The treatment has been approved for patients up to the age of 25 who have a form of acute lymphoblastic leukemia (ALL), a cancer of the bone marrow and blood, that is refractory or in second or later relapse.
Acute lymphoblastic leukemia is the most common childhood cancer in the US, affecting approximately 3,100 patients aged 20 and younger, according to the National Cancer Institute.
With the CAR-T cell therapy, 90 percent of young patients suffering from ALL who used to be considered fatal cases are now able to recover, according to Dr. Francis Collins, director of the National Institute of Health (NIH).
The FDA said that Kymriah was shown to be safe and effective in the clinical trials of 63 pediatric and young adult patients with ALL.

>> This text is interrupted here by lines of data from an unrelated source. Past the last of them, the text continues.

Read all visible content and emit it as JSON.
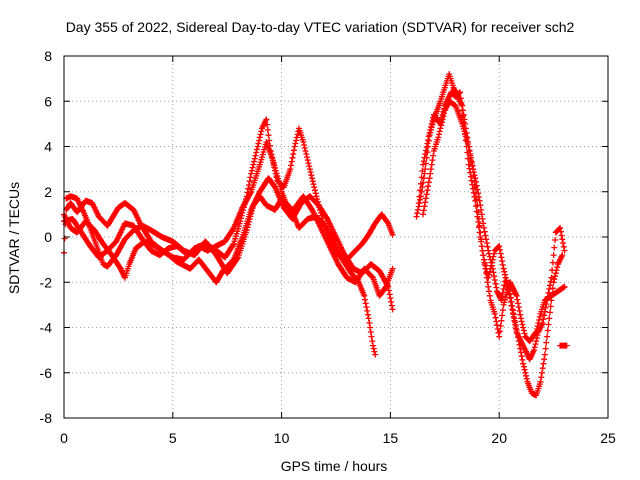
{
  "chart_data": {
    "type": "scatter",
    "title": "Day 355 of 2022, Sidereal Day-to-day VTEC variation (SDTVAR) for receiver sch2",
    "xlabel": "GPS time / hours",
    "ylabel": "SDTVAR / TECUs",
    "xlim": [
      0,
      25
    ],
    "ylim": [
      -8,
      8
    ],
    "xticks": [
      0,
      5,
      10,
      15,
      20,
      25
    ],
    "yticks": [
      -8,
      -6,
      -4,
      -2,
      0,
      2,
      4,
      6,
      8
    ],
    "grid": true,
    "marker": "+",
    "series": [
      {
        "name": "SDTVAR",
        "color": "#ff0000",
        "tracks": [
          [
            [
              0,
              -0.7
            ],
            [
              0.1,
              1.2
            ],
            [
              0.3,
              1.5
            ],
            [
              0.6,
              1.1
            ],
            [
              1.0,
              1.6
            ],
            [
              1.3,
              1.5
            ],
            [
              1.6,
              0.9
            ],
            [
              2.0,
              0.5
            ],
            [
              2.5,
              1.3
            ],
            [
              2.8,
              1.5
            ],
            [
              3.2,
              1.2
            ],
            [
              3.5,
              0.6
            ],
            [
              4.0,
              -0.2
            ],
            [
              4.5,
              -0.6
            ],
            [
              5.0,
              -0.9
            ],
            [
              5.5,
              -1.0
            ],
            [
              6.0,
              -0.5
            ],
            [
              6.5,
              -0.3
            ],
            [
              7.0,
              -0.6
            ],
            [
              7.4,
              -0.9
            ],
            [
              7.8,
              -0.3
            ],
            [
              8.1,
              0.7
            ],
            [
              8.4,
              1.8
            ],
            [
              8.6,
              2.8
            ],
            [
              8.9,
              4.0
            ],
            [
              9.1,
              4.8
            ],
            [
              9.3,
              5.2
            ],
            [
              9.5,
              3.8
            ],
            [
              9.8,
              2.5
            ],
            [
              10.1,
              2.2
            ],
            [
              10.4,
              3.0
            ],
            [
              10.6,
              4.0
            ],
            [
              10.8,
              4.8
            ],
            [
              11.0,
              4.2
            ],
            [
              11.3,
              3.0
            ],
            [
              11.6,
              1.8
            ],
            [
              11.9,
              0.7
            ],
            [
              12.2,
              -0.2
            ],
            [
              12.6,
              -0.8
            ],
            [
              13.0,
              -1.0
            ],
            [
              13.4,
              -0.6
            ],
            [
              13.7,
              -0.3
            ],
            [
              14.0,
              0.1
            ],
            [
              14.3,
              0.6
            ],
            [
              14.6,
              1.0
            ],
            [
              14.9,
              0.6
            ],
            [
              15.1,
              0.1
            ]
          ],
          [
            [
              0.1,
              1.7
            ],
            [
              0.3,
              1.8
            ],
            [
              0.6,
              1.7
            ],
            [
              0.9,
              1.1
            ],
            [
              1.2,
              0.4
            ],
            [
              1.5,
              -0.4
            ],
            [
              1.8,
              -1.2
            ],
            [
              2.0,
              -1.3
            ],
            [
              2.4,
              -0.8
            ],
            [
              2.8,
              -0.1
            ],
            [
              3.2,
              0.3
            ],
            [
              3.6,
              0.5
            ],
            [
              4.0,
              0.3
            ],
            [
              4.5,
              0.0
            ],
            [
              5.0,
              -0.2
            ],
            [
              5.5,
              -0.6
            ],
            [
              6.0,
              -0.8
            ],
            [
              6.5,
              -0.2
            ],
            [
              7.0,
              -0.8
            ],
            [
              7.5,
              -1.6
            ],
            [
              8.0,
              -0.9
            ],
            [
              8.4,
              0.3
            ],
            [
              8.7,
              1.4
            ],
            [
              9.0,
              1.8
            ],
            [
              9.3,
              1.4
            ],
            [
              9.7,
              1.2
            ],
            [
              10.0,
              1.7
            ],
            [
              10.4,
              1.3
            ],
            [
              10.8,
              0.4
            ],
            [
              11.2,
              0.8
            ],
            [
              11.6,
              0.9
            ],
            [
              12.0,
              0.5
            ],
            [
              12.4,
              -0.2
            ],
            [
              12.8,
              -1.0
            ],
            [
              13.2,
              -1.6
            ],
            [
              13.5,
              -1.9
            ],
            [
              13.8,
              -2.6
            ],
            [
              14.0,
              -3.6
            ],
            [
              14.2,
              -4.8
            ],
            [
              14.3,
              -5.2
            ]
          ],
          [
            [
              0.0,
              1.0
            ],
            [
              0.3,
              0.4
            ],
            [
              0.6,
              0.2
            ],
            [
              1.0,
              0.7
            ],
            [
              1.4,
              0.3
            ],
            [
              1.8,
              -0.3
            ],
            [
              2.2,
              -0.8
            ],
            [
              2.6,
              -1.4
            ],
            [
              2.8,
              -1.8
            ],
            [
              3.0,
              -1.2
            ],
            [
              3.3,
              -0.5
            ],
            [
              3.7,
              -0.2
            ],
            [
              4.2,
              -0.4
            ],
            [
              4.7,
              -0.7
            ],
            [
              5.2,
              -1.1
            ],
            [
              5.8,
              -1.4
            ],
            [
              6.2,
              -1.0
            ],
            [
              6.6,
              -1.5
            ],
            [
              7.0,
              -2.0
            ],
            [
              7.3,
              -1.5
            ],
            [
              7.8,
              -1.0
            ],
            [
              8.2,
              0.0
            ],
            [
              8.6,
              1.2
            ],
            [
              9.0,
              2.0
            ],
            [
              9.4,
              2.6
            ],
            [
              9.7,
              2.2
            ],
            [
              10.1,
              1.3
            ],
            [
              10.5,
              0.8
            ],
            [
              10.9,
              1.5
            ],
            [
              11.3,
              1.8
            ],
            [
              11.7,
              1.4
            ],
            [
              12.1,
              0.8
            ],
            [
              12.5,
              0.0
            ],
            [
              12.9,
              -0.8
            ],
            [
              13.3,
              -1.4
            ],
            [
              13.7,
              -1.6
            ],
            [
              14.1,
              -1.2
            ],
            [
              14.5,
              -1.5
            ],
            [
              14.9,
              -2.2
            ],
            [
              15.1,
              -3.2
            ]
          ],
          [
            [
              0.0,
              0.7
            ],
            [
              0.4,
              0.8
            ],
            [
              0.8,
              0.2
            ],
            [
              1.2,
              -0.4
            ],
            [
              1.6,
              -0.9
            ],
            [
              2.0,
              -0.6
            ],
            [
              2.4,
              -0.2
            ],
            [
              2.8,
              0.6
            ],
            [
              3.2,
              0.5
            ],
            [
              3.6,
              -0.1
            ],
            [
              4.0,
              -0.6
            ],
            [
              4.4,
              -0.8
            ],
            [
              4.8,
              -0.5
            ],
            [
              5.2,
              -0.4
            ],
            [
              5.7,
              -0.8
            ],
            [
              6.2,
              -0.4
            ],
            [
              6.6,
              -0.6
            ],
            [
              7.0,
              -0.4
            ],
            [
              7.4,
              -0.2
            ],
            [
              7.8,
              0.4
            ],
            [
              8.2,
              1.3
            ],
            [
              8.6,
              2.0
            ],
            [
              9.0,
              3.2
            ],
            [
              9.3,
              4.2
            ],
            [
              9.6,
              3.4
            ],
            [
              10.0,
              2.0
            ],
            [
              10.4,
              1.0
            ],
            [
              10.7,
              1.4
            ],
            [
              11.0,
              1.8
            ],
            [
              11.4,
              1.2
            ],
            [
              11.8,
              0.4
            ],
            [
              12.2,
              -0.4
            ],
            [
              12.6,
              -1.2
            ],
            [
              13.0,
              -1.8
            ],
            [
              13.4,
              -2.0
            ],
            [
              13.8,
              -1.4
            ],
            [
              14.2,
              -1.8
            ],
            [
              14.5,
              -2.6
            ],
            [
              14.8,
              -2.2
            ],
            [
              15.1,
              -1.4
            ]
          ],
          [
            [
              16.2,
              0.9
            ],
            [
              16.4,
              1.8
            ],
            [
              16.6,
              3.0
            ],
            [
              16.8,
              4.5
            ],
            [
              17.0,
              5.2
            ],
            [
              17.3,
              6.0
            ],
            [
              17.5,
              6.6
            ],
            [
              17.7,
              7.2
            ],
            [
              17.9,
              6.6
            ],
            [
              18.1,
              6.2
            ],
            [
              18.3,
              5.8
            ],
            [
              18.5,
              4.6
            ],
            [
              18.7,
              3.4
            ],
            [
              18.9,
              2.6
            ],
            [
              19.1,
              1.6
            ],
            [
              19.3,
              0.4
            ],
            [
              19.5,
              -0.6
            ],
            [
              19.7,
              -1.4
            ],
            [
              19.9,
              -2.4
            ],
            [
              20.1,
              -2.8
            ],
            [
              20.3,
              -1.8
            ],
            [
              20.5,
              -2.5
            ],
            [
              20.7,
              -3.6
            ],
            [
              20.9,
              -4.6
            ],
            [
              21.1,
              -5.6
            ],
            [
              21.3,
              -6.4
            ],
            [
              21.5,
              -6.9
            ],
            [
              21.7,
              -7.0
            ],
            [
              21.9,
              -6.4
            ],
            [
              22.1,
              -5.2
            ],
            [
              22.3,
              -3.6
            ],
            [
              22.5,
              -2.0
            ],
            [
              22.7,
              -1.2
            ],
            [
              22.9,
              -0.8
            ]
          ],
          [
            [
              16.3,
              1.5
            ],
            [
              16.5,
              3.2
            ],
            [
              16.8,
              4.6
            ],
            [
              17.0,
              5.4
            ],
            [
              17.3,
              5.0
            ],
            [
              17.5,
              5.8
            ],
            [
              17.8,
              6.4
            ],
            [
              18.0,
              6.2
            ],
            [
              18.2,
              6.4
            ],
            [
              18.4,
              4.8
            ],
            [
              18.6,
              3.2
            ],
            [
              18.9,
              1.6
            ],
            [
              19.1,
              0.2
            ],
            [
              19.3,
              -1.0
            ],
            [
              19.5,
              -1.8
            ],
            [
              19.8,
              -0.6
            ],
            [
              20.0,
              -0.4
            ],
            [
              20.2,
              -1.4
            ],
            [
              20.4,
              -2.2
            ],
            [
              20.6,
              -3.2
            ],
            [
              20.8,
              -4.2
            ],
            [
              21.0,
              -4.6
            ],
            [
              21.2,
              -5.0
            ],
            [
              21.4,
              -5.4
            ],
            [
              21.6,
              -5.0
            ],
            [
              21.8,
              -4.2
            ],
            [
              22.0,
              -3.8
            ],
            [
              22.2,
              -2.8
            ],
            [
              22.4,
              -1.8
            ],
            [
              22.6,
              0.2
            ],
            [
              22.8,
              0.4
            ],
            [
              23.0,
              -0.6
            ]
          ],
          [
            [
              16.5,
              1.0
            ],
            [
              16.8,
              2.6
            ],
            [
              17.0,
              3.8
            ],
            [
              17.2,
              4.4
            ],
            [
              17.5,
              5.6
            ],
            [
              17.7,
              6.0
            ],
            [
              18.0,
              5.8
            ],
            [
              18.3,
              5.0
            ],
            [
              18.6,
              4.0
            ],
            [
              18.8,
              3.0
            ],
            [
              19.0,
              1.4
            ],
            [
              19.2,
              -0.4
            ],
            [
              19.4,
              -1.6
            ],
            [
              19.6,
              -2.8
            ],
            [
              19.8,
              -3.4
            ],
            [
              20.0,
              -4.4
            ],
            [
              20.2,
              -3.0
            ],
            [
              20.5,
              -2.0
            ],
            [
              20.8,
              -2.6
            ],
            [
              21.0,
              -3.6
            ],
            [
              21.2,
              -4.4
            ],
            [
              21.4,
              -4.6
            ],
            [
              21.7,
              -4.2
            ],
            [
              21.9,
              -3.4
            ],
            [
              22.1,
              -2.8
            ],
            [
              22.4,
              -2.6
            ],
            [
              22.7,
              -2.4
            ],
            [
              23.0,
              -2.2
            ]
          ],
          [
            [
              22.8,
              -4.8
            ],
            [
              23.1,
              -4.8
            ]
          ]
        ]
      }
    ]
  }
}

“Kymriah is a first-of-its-kind treatment approach that fills an important unmet need for children and young adults with this serious disease,” Peter Marks, director of the FDA’s Center for Biologics Evaluation and Research (CBER), said in a statement. “Not only does Kymriah provide these patients with a new treatment option where very limited options existed, but a treatment option that has shown promising remission and survival rates in clinical trials.”

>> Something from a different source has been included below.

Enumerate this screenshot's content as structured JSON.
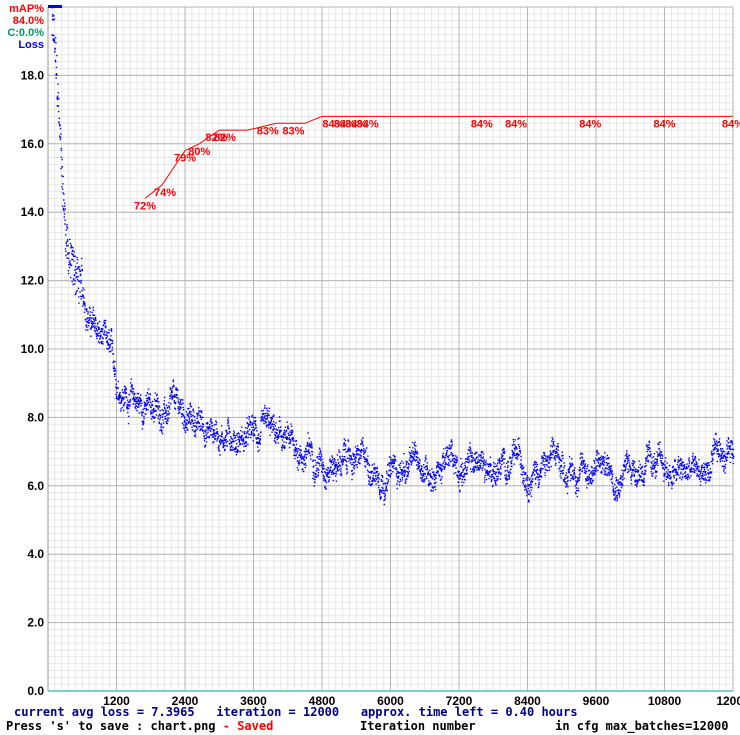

Try this at home: #FDA approves 1st direct-to-consumer tests for genetic risk of disease https://t.co/JSVEUiDqJRpic.twitter.com/alTAQ0c2r4
— RT America (@RT_America) April 7, 2017
Novartis, the company behind the treatment, said that they are working to “change the course of cancer care.”
“As a breakthrough immunocellular therapy for children and young adults who desperately need new options, Kymriah truly embodies our mission to discover new ways to improve patient outcomes and the way cancer is treated,” Bruno Strigini, CEO of Novartis Oncology, said in a statement.
Novartis also said the FDA approved a Risk Evaluation and Mitigation Strategy (REMS) for Kymriah. The program will inform and educate healthcare professionals about the treatment and the risks that are associated with it.
The company also states they are establishing a network of certified treatment centers across the US, which they said will be “fully trained on the use of Kymriah and appropriate patient care.”